To change the number of results issued, use the -n
parameter:
shellmine -n 2
Result:
[
{
"count": 20,
"cmd": "shellmine",
"ts_last": {
"from_epoch": 1521314167.0,
"iso": "2018-03-17T15:16:07"
}
},
{
"count": 4,
"cmd": ". ~/.profile",
"ts_last": {
"from_epoch": 1521312465.0,
"iso": "2018-03-17T14:47:45"
}
}
]
You can also single out a period for the analysis, using the --from
and --to
parameters:
shellmine -n 5 --from '2018-03-17 15:00' --to '16:00'
Results:
[
{
"count": 4,
"cmd": "shellmine",
"ts_last": {
"from_epoch": 1521314167.0,
"iso": "2018-03-17T15:16:07"
}
},
{
"count": 3,
"cmd": "man bash",
"ts_last": {
"from_epoch": 1521316471.0,
"iso": "2018-03-17T15:54:31"
}
},
{
"count": 1,
"cmd": "shellmine | pbcopy",
"ts_last": {
"from_epoch": 1521316479.0,
"iso": "2018-03-17T15:54:39"
}
},
{
"count": 1,
"cmd": "make PREFIX=hoho",
"ts_last": {
"from_epoch": 1521314188.0,
"iso": "2018-03-17T15:16:28"
}
},
{
"count": 1,
"cmd": "make",
"ts_last": {
"from_epoch": 1521314180.0,
"iso": "2018-03-17T15:16:20"
}
}
]
Finally, in order to look up the frequency of sub-commands or parameters of certain commands, simply type the prefix:
shellmine git
Result:
[
{
"count": 1,
"cmd": "git push -u origin master",
"ts_last": {
"from_epoch": 1521313577.0,
"iso": "2018-03-17T15:06:17"
}
},
{
"count": 1,
"cmd": "git remote add origin git@github.com:hamelin/shellmine.git",
"ts_last": {
"from_epoch": 1521313560.0,
"iso": "2018-03-17T15:06:00"
}
}
]
The database runs from the Docker container shell-mining
, unless it was named
otherwise through setting environment variable SHELLMINE_CONTAINER
. In any
case, one may easily access the database in order to play with raw data or
remove excess data.

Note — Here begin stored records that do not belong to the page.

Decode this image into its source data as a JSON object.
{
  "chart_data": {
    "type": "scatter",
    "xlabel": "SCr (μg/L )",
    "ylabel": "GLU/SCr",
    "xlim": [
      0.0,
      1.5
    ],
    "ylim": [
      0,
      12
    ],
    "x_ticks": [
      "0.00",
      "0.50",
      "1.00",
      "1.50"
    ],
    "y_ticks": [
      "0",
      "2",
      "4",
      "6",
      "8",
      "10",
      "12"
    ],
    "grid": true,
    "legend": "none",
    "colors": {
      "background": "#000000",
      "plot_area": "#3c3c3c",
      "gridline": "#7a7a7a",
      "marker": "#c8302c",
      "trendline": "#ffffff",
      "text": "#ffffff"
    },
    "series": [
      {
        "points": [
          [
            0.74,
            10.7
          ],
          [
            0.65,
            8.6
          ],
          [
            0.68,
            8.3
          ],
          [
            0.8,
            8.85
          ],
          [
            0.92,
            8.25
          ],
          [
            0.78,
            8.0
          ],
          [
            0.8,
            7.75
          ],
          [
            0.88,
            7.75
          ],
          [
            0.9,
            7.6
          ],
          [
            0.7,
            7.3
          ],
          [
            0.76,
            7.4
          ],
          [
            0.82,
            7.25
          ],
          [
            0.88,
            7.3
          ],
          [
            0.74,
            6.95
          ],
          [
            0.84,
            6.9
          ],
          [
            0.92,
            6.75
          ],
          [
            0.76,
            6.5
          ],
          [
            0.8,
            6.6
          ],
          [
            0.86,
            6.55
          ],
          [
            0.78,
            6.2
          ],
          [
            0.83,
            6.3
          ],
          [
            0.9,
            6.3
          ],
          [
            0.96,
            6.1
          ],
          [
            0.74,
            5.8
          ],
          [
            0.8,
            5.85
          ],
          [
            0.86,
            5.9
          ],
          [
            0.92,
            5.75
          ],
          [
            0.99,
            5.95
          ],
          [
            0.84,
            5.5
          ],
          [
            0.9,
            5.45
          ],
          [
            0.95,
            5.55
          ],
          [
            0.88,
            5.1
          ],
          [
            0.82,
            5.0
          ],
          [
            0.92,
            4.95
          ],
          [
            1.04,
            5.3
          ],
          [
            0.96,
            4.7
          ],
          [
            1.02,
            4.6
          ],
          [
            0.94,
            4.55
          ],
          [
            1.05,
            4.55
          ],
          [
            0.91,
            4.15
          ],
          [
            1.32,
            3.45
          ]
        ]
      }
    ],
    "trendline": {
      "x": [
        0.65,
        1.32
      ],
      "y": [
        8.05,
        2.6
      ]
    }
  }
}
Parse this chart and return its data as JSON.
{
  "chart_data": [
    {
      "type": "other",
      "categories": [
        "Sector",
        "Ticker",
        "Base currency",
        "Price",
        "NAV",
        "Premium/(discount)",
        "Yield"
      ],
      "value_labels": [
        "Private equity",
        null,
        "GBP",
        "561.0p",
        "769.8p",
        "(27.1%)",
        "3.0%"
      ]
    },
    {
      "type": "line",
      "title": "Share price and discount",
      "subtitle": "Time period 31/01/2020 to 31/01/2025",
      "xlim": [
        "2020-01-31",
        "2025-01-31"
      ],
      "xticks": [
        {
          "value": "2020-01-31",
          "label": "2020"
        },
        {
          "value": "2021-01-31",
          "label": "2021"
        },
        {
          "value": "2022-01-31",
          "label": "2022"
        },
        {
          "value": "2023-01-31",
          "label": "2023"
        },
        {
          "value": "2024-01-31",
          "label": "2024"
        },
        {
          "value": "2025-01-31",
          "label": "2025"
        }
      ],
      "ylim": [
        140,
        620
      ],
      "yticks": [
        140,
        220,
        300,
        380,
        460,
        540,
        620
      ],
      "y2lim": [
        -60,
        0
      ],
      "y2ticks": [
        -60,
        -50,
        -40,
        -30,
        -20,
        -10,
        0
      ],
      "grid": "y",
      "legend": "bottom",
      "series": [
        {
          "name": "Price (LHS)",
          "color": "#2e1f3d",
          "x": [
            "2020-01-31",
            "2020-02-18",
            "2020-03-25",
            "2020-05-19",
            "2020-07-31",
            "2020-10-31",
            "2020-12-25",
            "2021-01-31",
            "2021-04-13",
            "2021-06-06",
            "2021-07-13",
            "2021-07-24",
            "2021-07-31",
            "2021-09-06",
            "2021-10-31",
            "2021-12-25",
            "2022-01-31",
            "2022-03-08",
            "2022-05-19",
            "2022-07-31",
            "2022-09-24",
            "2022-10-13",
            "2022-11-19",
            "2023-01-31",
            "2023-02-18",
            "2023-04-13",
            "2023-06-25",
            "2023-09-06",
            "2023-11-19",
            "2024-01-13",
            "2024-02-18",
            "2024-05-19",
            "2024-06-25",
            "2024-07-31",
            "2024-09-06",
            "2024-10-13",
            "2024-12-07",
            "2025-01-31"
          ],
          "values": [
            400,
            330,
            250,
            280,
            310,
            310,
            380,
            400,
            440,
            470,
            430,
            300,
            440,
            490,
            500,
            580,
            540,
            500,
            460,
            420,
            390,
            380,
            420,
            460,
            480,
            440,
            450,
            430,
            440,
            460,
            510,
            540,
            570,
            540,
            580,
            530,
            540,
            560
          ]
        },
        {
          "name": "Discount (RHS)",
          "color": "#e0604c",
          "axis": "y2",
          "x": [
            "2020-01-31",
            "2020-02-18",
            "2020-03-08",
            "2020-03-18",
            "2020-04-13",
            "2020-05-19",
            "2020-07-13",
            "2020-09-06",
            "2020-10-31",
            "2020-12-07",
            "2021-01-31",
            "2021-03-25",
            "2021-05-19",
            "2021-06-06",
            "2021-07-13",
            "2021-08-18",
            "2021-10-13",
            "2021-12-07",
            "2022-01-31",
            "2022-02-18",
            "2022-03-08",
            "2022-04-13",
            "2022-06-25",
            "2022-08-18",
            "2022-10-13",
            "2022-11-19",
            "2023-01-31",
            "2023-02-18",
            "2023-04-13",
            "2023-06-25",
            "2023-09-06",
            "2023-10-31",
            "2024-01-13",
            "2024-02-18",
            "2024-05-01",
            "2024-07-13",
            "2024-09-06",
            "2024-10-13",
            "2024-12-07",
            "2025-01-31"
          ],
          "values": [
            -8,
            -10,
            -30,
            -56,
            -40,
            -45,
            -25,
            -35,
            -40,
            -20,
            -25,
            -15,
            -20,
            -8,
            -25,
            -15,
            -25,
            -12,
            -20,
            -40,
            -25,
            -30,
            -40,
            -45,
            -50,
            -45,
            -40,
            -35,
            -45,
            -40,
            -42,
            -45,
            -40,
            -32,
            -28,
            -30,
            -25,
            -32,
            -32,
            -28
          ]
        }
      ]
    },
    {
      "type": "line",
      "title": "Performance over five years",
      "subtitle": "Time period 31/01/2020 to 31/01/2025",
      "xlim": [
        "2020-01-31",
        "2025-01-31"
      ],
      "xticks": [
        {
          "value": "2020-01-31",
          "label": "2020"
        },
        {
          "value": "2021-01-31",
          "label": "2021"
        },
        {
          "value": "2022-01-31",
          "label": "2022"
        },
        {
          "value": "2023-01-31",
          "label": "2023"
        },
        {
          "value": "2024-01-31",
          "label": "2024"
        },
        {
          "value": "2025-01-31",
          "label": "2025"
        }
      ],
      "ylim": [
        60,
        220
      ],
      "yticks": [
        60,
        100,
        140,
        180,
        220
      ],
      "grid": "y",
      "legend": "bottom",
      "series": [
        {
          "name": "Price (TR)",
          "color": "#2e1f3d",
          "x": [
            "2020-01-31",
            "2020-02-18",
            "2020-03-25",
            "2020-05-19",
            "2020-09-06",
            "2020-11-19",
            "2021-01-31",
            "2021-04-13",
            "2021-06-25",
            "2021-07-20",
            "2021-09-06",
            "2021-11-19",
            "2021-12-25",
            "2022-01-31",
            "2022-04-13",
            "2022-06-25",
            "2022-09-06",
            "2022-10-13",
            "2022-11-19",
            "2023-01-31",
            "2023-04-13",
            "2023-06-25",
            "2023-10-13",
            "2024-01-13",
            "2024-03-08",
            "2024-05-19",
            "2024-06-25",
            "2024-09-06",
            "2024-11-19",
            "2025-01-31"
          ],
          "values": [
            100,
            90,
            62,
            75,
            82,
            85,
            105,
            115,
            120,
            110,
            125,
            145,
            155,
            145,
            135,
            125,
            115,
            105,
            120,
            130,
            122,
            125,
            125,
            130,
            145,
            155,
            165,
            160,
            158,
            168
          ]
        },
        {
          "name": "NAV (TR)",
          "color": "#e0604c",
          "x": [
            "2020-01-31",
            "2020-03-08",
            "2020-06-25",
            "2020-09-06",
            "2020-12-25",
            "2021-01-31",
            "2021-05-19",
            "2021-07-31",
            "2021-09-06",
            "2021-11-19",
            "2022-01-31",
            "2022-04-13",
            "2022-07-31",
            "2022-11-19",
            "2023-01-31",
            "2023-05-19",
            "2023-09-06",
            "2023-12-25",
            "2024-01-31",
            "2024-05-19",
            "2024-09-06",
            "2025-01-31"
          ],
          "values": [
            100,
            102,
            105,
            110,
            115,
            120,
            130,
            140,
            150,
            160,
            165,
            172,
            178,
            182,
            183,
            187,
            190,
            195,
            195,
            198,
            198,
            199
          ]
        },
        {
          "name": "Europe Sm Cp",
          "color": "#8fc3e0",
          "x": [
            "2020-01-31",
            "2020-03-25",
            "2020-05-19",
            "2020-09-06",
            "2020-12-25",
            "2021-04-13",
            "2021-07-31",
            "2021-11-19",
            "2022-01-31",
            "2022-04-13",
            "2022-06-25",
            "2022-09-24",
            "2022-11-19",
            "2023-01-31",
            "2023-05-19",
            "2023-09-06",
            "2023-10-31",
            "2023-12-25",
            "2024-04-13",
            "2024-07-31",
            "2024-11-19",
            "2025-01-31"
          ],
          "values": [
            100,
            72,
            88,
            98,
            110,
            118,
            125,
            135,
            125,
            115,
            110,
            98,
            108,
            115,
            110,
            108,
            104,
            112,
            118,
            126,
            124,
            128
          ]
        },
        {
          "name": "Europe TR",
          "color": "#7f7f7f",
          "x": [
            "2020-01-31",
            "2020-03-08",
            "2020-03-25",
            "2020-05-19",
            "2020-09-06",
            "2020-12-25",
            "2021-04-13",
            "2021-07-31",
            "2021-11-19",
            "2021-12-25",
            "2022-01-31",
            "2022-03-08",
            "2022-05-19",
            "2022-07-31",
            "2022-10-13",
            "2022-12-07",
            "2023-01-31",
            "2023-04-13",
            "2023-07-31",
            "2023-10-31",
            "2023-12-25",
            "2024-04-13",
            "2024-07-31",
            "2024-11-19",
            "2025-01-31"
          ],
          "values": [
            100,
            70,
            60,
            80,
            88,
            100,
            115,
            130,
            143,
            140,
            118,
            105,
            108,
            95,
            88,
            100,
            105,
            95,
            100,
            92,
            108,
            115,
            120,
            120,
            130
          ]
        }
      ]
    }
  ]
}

Simply run
docker exec -it -u postgres shell-mining psql --db shell-mining
To connect as the shellmine
user (or whatever else was set up through the
SHELLMINE_USER
environment variable), append --username shellmine
to this
command.
I find that, in order to facilitate the hacking of this code, it feels best to
set myself up with a directory of executables directly in my account, at
$HONE/usr/bin
, and symlink shellmine.py
to $HOME/usr/bin/shellmine
. Thus,
changes to the source are deployed instantly and can be experimented with live.